"All truth passes through three stages. First it is ridiculed. Second, it is violently opposed. Third, it is accepted as being self-evident." - Arthur Schopenhauer
Once again it's time to address the next major "call" as spring begins. As followers of my intermarket analysis and approach to investing are aware, I deeply believe that conditions matter more than predictions, and that the primary conditions that matter for markets being risk-on/off are rising/falling inflation expectations. I do my best to interpret the message price sends. It was by listening to the market that led me to call for the "Summer Crash of 2011, or the Great Re-Adjustment" call back on June 8th, before the August/September declines and historic volatility that followed (here). The Great Re-Adjustment was the swift move back into bonds and out of stocks through a sharp break in risk asset prices.
Toward the end of September, I began noticing some dramatic disconnects that actually signaled bullish conditions were returning in the midst of the eurozone crisis and scare. Despite massive bearishness still expressed by analysts and strategists, listening to the market suggested a very different set of conditions were expressing themselves. I began writing about the "Fall Melt-Up of 2011, or the Great Surprise" on September 29th, right before the October 3rd low and historic move up in that month (here). I specifically stated in that article that "I believe there is a growing possibility that the mother of all counter-rallies is coming very shortly."
Admittedly, I got whipsawed in early November as Italy's bond yields shot up overnight to over 7%. The inflation/deflation question and answer switched back and forth, and it looked like the move up would likely end until SuperBen and the League of Extraordinary Bankers stepped in at the end of November by lowering dollar swap rates. Markets ended 2011 on a deflationary note, and I became more negative as market internals continued to suggest weakness was likely. However, despite this my next major call was the "Winter Resolution of 2012, Or the Great Relief" which I first wrote about on December 22 (here). I argued that "the state of uncertainty internally within the market likely will not persist for much longer...(and that) the Great Relief is that the likelihood of this period (of high volatility and high correlations) ending is probably very high."

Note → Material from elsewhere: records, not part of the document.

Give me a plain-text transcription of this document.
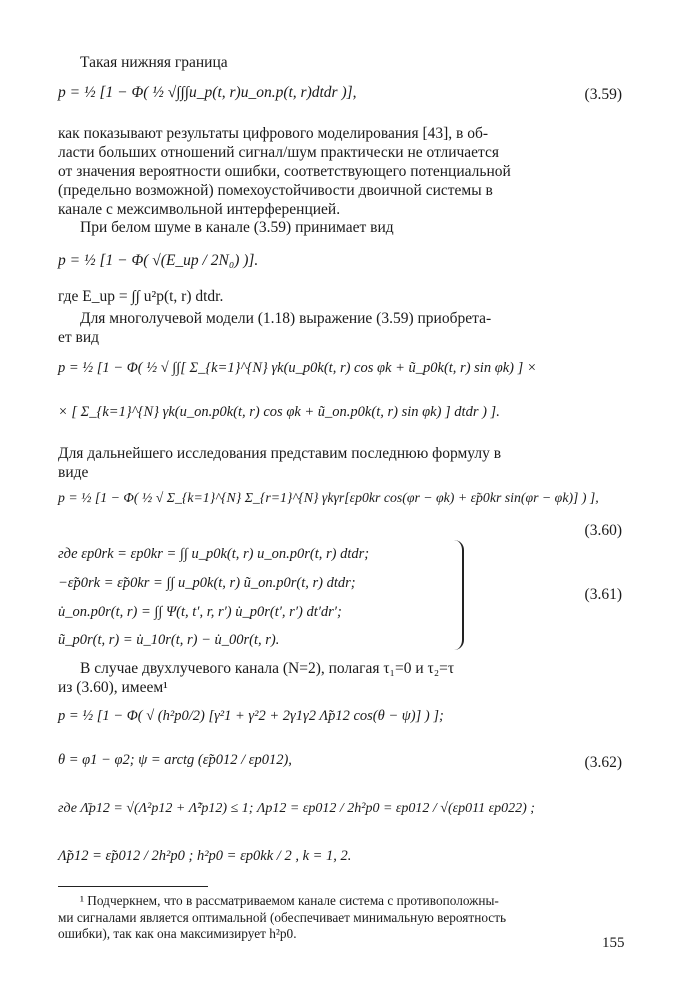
Такая нижняя граница
p = ½ [1 − Φ( ½ √∫∫∫u_p(t, r)u_оп.р(t, r)dtdr )],	(3.59)
как показывают результаты цифрового моделирования [43], в об-
ласти больших отношений сигнал/шум практически не отличается
от значения вероятности ошибки, соответствующего потенциальной
(предельно возможной) помехоустойчивости двоичной системы в
канале с межсимвольной интерференцией.
При белом шуме в канале (3.59) принимает вид
p = ½ [1 − Φ( √(E_up / 2N₀) )].
где E_up = ∫∫ u²p(t, r) dtdr.
Для многолучевой модели (1.18) выражение (3.59) приобрета-
ет вид
p = ½ [1 − Φ( ½ √ ∫∫[ Σ_{k=1}^{N} γk(u_p0k(t, r) cos φk + ũ_p0k(t, r) sin φk) ] ×
× [ Σ_{k=1}^{N} γk(u_оп.p0k(t, r) cos φk + ũ_оп.p0k(t, r) sin φk) ] dtdr ) ].
Для дальнейшего исследования представим последнюю формулу в
виде
p = ½ [1 − Φ( ½ √ Σ_{k=1}^{N} Σ_{r=1}^{N} γkγr[εp0kr cos(φr − φk) + ε̃p0kr sin(φr − φk)] ) ],
(3.60)
где εp0rk = εp0kr = ∫∫ u_p0k(t, r) u_оп.p0r(t, r) dtdr;
−ε̃p0rk = ε̃p0kr = ∫∫ u_p0k(t, r) ũ_оп.p0r(t, r) dtdr;
u̇_оп.p0r(t, r) = ∫∫ Ψ(t, t′, r, r′) u̇_p0r(t′, r′) dt′dr′;
ũ_p0r(t, r) = u̇_10r(t, r) − u̇_00r(t, r).
(3.61)
В случае двухлучевого канала (N=2), полагая τ₁=0 и τ₂=τ
из (3.60), имеем¹
p = ½ [1 − Φ( √ (h²p0/2) [γ²1 + γ²2 + 2γ1γ2 Λ̃p12 cos(θ − ψ)] ) ];
θ = φ1 − φ2; ψ = arctg (ε̃p012 / εp012),	(3.62)
где Λ̄p12 = √(Λ²p12 + Λ̃²p12) ≤ 1; Λp12 = εp012 / 2h²p0 = εp012 / √(εp011 εp022) ;
Λ̃p12 = ε̃p012 / 2h²p0 ; h²p0 = εp0kk / 2 , k = 1, 2.
¹ Подчеркнем, что в рассматриваемом канале система с противоположны-
ми сигналами является оптимальной (обеспечивает минимальную вероятность
ошибки), так как она максимизирует h²p0.
155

Following the first week of January, I noted in my company's free weekly e-newsletter that market internals dramatically altered at the start of trading for 2012. On January 5th, in an article titled "Financials, Bullish Sentiment, and the 2012 Winter Resolution" I noted that "market internals seem to be suddenly betting on rising inflation expectations, and should this continue, I think it's game on for the bulls" (here). I have remained bullish ever since, and made several arguments that 2012 could be a year of reflation similar to 2003 and 2009 for risk assets, with the possibility of significant gains to come for stocks, even appearing on CNBC alongside Amanda Drury making the case on-air (here).
I believe we are now headed for the "Spring Switch," which is the idea that money will likely switch out of bonds in earnest and into risk assets in an accelerated way. This "Great Re-Allocation" appears likely now that bond yields are finally rising in a meaningful way (due largely in part to the bank stress test results of last week), and because it's hard to be so negative on the near-term given that despite Greece defaulting and everyone's belief that the end of Europe was here, the Dow (DIA) is above 13,000, S&P 500 (SPY) is above 1,400, Nasdaq (QQQ) is above 3,000, Nikkei (NKY) is above 10,000, etc. It turns out the stock market may have been right after all about the future.
Take a look below at the bond/stock ratio of the iShares Treasury 20+ Year Bond ETF (TLT) relative to the Dow Jones Industrial Average . As a reminder, a rising price ratio means the numerator/TLT is outperforming (up more/down less) the denominator/DIA.
Click to enlarge
I've annotated the chart to show relevant periods of how the ratio behaved during key junctures for markets. Notice the far right of the chart. While stocks on an absolute basis are largely back above the pre-Summer Crash levels of last year, the TLT/DIA ratio has not returned back to prior lows. This suggests that a lot more room for further weakness in bonds relative to stocks is likely, and that money can continue to come out of safety plays and into risk. Operation Twist cannot fully explain this disconnect, considering that bond prices rallied in the absence of Fed intervention (following end of QE2 in June and start of Operation Twist in late September which coincided with the peak in the ratio). Prior history of Fed intervention also resulted in rising yields despite their desire to keep rates low.
And so we enter the Spring Switch - the switch out of bonds and into stocks and the switch into the mentality that once thought things would only get worse. Surprisingly, things may recover in a way no one ever saw coming.
Additional disclosure: This writing is for informational purposes only and does not constitute an offer to sell, a solicitation to buy, or a recommendation regarding any securities transaction, or as an offer to provide advisory or other services by Pension Partners, LLC in any jurisdiction in which such offer, solicitation, purchase or sale would be unlawful under the securities laws of such jurisdiction. The information contained in this writing should not be construed as financial or investment advice on any subject matter. Pension Partners, LLC expressly disclaims all liability in respect to actions taken based on any or all of the information on this writing.